Thank you for subscribing!
Got it! Thank you!
Work from Italy: Venice Will Help Remote Workers Relocate | Frommer's muratart / Shutterstock

Work from Italy: Venice Will Help Remote Workers Relocate

The Italian city of Venice has never had trouble attracting visitors—quite the opposite—yet the population of permanent residents is in decline

The new Venywhere program proposes a solution: turning some of those visitors into long-term residents.

Launched last month by the city's Ca' Foscari University and the cultural-heritage nonprofit Fondazione di Venezia, Venywhere aims to fill the unused spaces of the historic center with freelancers and remote workers looking to relocate from other countries for six months or more. 

In addition to attracting individual digital nomads, organizers hope to persuade companies to send their entire teams to Venice for lengthy stays as well (here's hoping your boss is persuadable).

As Time Out reports, this isn't one of those remote worker programs where the destination will pay you to move there.
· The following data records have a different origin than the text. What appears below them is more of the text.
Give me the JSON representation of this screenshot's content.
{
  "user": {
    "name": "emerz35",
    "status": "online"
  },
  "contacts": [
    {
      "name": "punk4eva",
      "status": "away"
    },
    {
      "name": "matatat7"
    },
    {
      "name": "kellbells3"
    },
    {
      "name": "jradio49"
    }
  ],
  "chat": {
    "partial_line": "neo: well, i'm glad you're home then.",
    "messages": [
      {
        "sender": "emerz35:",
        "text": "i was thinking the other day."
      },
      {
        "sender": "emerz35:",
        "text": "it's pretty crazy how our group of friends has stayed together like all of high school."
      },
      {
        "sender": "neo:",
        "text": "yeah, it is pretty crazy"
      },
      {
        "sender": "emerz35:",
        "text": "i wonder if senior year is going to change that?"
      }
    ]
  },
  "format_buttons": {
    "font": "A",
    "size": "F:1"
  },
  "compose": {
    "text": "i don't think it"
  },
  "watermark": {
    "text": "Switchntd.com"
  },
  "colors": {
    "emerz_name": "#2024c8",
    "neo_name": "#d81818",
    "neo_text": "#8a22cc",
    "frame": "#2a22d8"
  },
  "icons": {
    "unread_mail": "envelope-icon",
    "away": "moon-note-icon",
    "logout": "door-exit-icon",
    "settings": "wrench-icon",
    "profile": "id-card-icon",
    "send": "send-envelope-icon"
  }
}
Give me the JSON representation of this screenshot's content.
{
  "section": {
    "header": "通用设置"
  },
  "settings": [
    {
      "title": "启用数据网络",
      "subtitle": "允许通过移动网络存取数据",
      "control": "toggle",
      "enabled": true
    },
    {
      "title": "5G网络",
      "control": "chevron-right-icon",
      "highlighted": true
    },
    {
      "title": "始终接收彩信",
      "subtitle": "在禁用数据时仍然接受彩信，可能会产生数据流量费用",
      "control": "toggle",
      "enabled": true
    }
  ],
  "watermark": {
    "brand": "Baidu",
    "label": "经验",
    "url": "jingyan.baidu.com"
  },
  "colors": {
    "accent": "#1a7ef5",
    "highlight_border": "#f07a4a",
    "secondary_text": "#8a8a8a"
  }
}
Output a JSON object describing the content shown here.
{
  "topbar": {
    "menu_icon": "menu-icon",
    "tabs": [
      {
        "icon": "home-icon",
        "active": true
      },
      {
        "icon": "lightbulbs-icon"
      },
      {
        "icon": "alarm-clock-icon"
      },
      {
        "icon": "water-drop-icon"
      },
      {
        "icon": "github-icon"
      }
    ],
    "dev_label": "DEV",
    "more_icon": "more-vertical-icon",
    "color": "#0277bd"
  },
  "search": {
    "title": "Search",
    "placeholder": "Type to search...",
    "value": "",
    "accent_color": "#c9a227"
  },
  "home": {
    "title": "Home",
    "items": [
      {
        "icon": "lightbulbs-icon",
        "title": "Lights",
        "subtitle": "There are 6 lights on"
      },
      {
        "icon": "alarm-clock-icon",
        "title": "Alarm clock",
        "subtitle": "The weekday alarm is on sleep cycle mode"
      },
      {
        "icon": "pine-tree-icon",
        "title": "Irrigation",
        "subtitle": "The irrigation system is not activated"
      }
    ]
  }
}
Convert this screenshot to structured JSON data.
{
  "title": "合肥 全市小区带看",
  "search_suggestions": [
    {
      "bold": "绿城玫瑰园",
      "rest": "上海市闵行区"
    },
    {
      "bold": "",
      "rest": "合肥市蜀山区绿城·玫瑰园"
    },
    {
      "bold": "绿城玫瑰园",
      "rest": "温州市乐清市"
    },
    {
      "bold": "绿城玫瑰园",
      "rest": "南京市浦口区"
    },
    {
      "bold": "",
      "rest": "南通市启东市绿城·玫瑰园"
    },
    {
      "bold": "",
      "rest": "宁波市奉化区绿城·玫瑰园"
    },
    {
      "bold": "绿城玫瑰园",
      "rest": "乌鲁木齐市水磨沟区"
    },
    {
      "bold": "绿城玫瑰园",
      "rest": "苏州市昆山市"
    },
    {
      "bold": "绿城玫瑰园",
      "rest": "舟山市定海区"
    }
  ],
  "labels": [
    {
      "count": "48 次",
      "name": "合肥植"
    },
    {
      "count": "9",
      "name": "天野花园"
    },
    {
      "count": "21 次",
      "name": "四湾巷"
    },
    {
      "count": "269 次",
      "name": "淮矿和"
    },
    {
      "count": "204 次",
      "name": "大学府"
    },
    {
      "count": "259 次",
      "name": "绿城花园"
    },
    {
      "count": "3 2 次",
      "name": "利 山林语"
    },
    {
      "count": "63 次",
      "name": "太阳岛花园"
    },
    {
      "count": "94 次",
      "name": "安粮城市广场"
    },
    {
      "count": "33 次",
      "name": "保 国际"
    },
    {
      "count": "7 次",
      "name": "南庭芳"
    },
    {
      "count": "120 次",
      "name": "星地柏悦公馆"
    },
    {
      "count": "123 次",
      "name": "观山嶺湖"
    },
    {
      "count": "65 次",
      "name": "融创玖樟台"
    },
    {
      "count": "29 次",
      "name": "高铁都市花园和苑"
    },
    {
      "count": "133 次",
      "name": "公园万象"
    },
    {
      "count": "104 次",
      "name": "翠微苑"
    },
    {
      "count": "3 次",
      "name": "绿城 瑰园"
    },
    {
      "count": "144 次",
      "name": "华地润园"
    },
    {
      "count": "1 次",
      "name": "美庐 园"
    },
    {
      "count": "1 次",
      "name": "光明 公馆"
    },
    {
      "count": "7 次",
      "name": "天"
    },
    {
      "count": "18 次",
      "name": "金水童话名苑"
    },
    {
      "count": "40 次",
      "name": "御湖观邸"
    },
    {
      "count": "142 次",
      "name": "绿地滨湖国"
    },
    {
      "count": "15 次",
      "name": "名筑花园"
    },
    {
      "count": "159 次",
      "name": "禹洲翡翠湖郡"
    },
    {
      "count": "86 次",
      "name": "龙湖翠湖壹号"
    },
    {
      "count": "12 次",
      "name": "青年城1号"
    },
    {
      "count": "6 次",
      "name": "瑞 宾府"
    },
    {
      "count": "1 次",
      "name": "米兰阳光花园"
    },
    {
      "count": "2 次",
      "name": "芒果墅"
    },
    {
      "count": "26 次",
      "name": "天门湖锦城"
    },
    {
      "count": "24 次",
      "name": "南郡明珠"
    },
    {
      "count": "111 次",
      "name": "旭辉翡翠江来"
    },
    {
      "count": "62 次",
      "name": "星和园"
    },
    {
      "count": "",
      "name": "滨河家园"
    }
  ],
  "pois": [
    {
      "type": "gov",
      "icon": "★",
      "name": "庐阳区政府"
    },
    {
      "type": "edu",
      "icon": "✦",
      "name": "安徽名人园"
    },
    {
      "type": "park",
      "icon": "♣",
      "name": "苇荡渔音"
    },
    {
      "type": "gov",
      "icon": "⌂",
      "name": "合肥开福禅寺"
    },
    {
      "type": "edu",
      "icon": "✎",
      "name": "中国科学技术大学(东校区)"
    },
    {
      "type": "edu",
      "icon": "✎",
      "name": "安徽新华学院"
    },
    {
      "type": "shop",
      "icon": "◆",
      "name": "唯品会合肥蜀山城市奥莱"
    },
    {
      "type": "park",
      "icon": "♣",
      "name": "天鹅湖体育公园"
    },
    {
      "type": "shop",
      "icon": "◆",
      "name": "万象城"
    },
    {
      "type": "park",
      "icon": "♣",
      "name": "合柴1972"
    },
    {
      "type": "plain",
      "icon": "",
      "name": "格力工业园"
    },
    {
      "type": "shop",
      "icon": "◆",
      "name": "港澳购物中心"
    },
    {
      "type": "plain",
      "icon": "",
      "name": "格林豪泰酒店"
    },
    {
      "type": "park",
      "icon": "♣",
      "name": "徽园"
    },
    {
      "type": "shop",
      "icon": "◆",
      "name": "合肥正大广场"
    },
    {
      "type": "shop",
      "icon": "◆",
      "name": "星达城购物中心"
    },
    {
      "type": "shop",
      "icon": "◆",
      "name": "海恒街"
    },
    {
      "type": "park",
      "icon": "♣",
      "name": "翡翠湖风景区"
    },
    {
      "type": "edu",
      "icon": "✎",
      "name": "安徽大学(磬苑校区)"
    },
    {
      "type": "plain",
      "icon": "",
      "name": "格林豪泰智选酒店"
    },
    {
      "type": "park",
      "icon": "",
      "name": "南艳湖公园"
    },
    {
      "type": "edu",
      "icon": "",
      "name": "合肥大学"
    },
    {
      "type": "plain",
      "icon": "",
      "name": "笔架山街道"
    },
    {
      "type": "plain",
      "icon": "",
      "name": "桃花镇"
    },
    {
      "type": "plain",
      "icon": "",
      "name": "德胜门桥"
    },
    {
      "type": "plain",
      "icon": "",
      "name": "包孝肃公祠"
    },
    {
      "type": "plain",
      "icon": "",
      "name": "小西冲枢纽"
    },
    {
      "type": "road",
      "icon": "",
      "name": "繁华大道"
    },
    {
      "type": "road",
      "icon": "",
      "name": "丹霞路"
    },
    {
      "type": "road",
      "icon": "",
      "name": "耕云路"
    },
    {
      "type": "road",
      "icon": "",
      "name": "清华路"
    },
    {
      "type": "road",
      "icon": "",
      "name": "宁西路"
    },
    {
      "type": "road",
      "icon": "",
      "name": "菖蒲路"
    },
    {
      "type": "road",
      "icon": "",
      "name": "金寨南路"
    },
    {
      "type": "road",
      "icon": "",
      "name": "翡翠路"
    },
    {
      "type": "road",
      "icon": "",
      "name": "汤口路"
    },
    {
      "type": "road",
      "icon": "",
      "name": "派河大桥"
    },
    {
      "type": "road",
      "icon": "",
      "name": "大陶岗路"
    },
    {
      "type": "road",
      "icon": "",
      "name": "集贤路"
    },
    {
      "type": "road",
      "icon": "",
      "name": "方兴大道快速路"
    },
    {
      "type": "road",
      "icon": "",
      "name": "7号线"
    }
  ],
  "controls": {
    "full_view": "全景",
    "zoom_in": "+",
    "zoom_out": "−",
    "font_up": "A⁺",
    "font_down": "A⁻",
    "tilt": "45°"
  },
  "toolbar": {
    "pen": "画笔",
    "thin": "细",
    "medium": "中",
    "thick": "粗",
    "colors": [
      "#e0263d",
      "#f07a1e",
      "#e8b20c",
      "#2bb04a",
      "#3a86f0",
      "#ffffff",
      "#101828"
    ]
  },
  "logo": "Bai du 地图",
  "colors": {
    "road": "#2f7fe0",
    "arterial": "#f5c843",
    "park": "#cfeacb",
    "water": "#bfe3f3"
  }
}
Venice isn't that hard up for residents yet.  

Instead, the Venywhere platform will serve as a kind of concierge to help acclimate new residents to the city, offering assistance with visa applications, finding a place to live, finding a workspace, and learning Venetian essentials such as speaking Italian and navigating a lagoon.

At the moment, Venywhere is free to join and the site, which is still in beta mode, is mostly an informational resource for would-be digital nomads as well as a preview of what's to come. 

Eventually, Venywhere's services will require a paid subscription and will be more comprehensive. 

According to Bloomberg, future plans include hiring locals to view apartments on behalf of faraway participants, the creation of open-air Wi-Fi hotspots around town, and the conversion of abandoned historical buildings into coworking spaces. The program may also include partnerships with local landlords to list rental properties through Venywhere rather than Airbnb or other short-term rental sites that have gobbled up the residential market.

There's an Italian precedent for the Venywhere project: In April, Florence launched the similar Be.Long program of resources and benefits for remote workers and students.

The hope, as Bloomberg puts it, "is that these cities that have long relied on visitor revenue can diversify their economies," attracting young, skilled, tech-savvy types capable of turning crumbling palazzi into entrepreneurial hubs. 

That's seen as a more positive, sustainable sort of visitor investment than Venice's previous model of quick-turnover mass tourism, which has contributed to environmental damage and a lack of available housing for locals—all factors in the decision of government leaders last summer to ban cruise ships from the city center

The new remote worker program suggests it's not that Venice doesn't want visitors—it just wants the sort who'd stay longer and treat the city like home. And in one of the world's most beautiful cities, that's a pretty tempting proposal.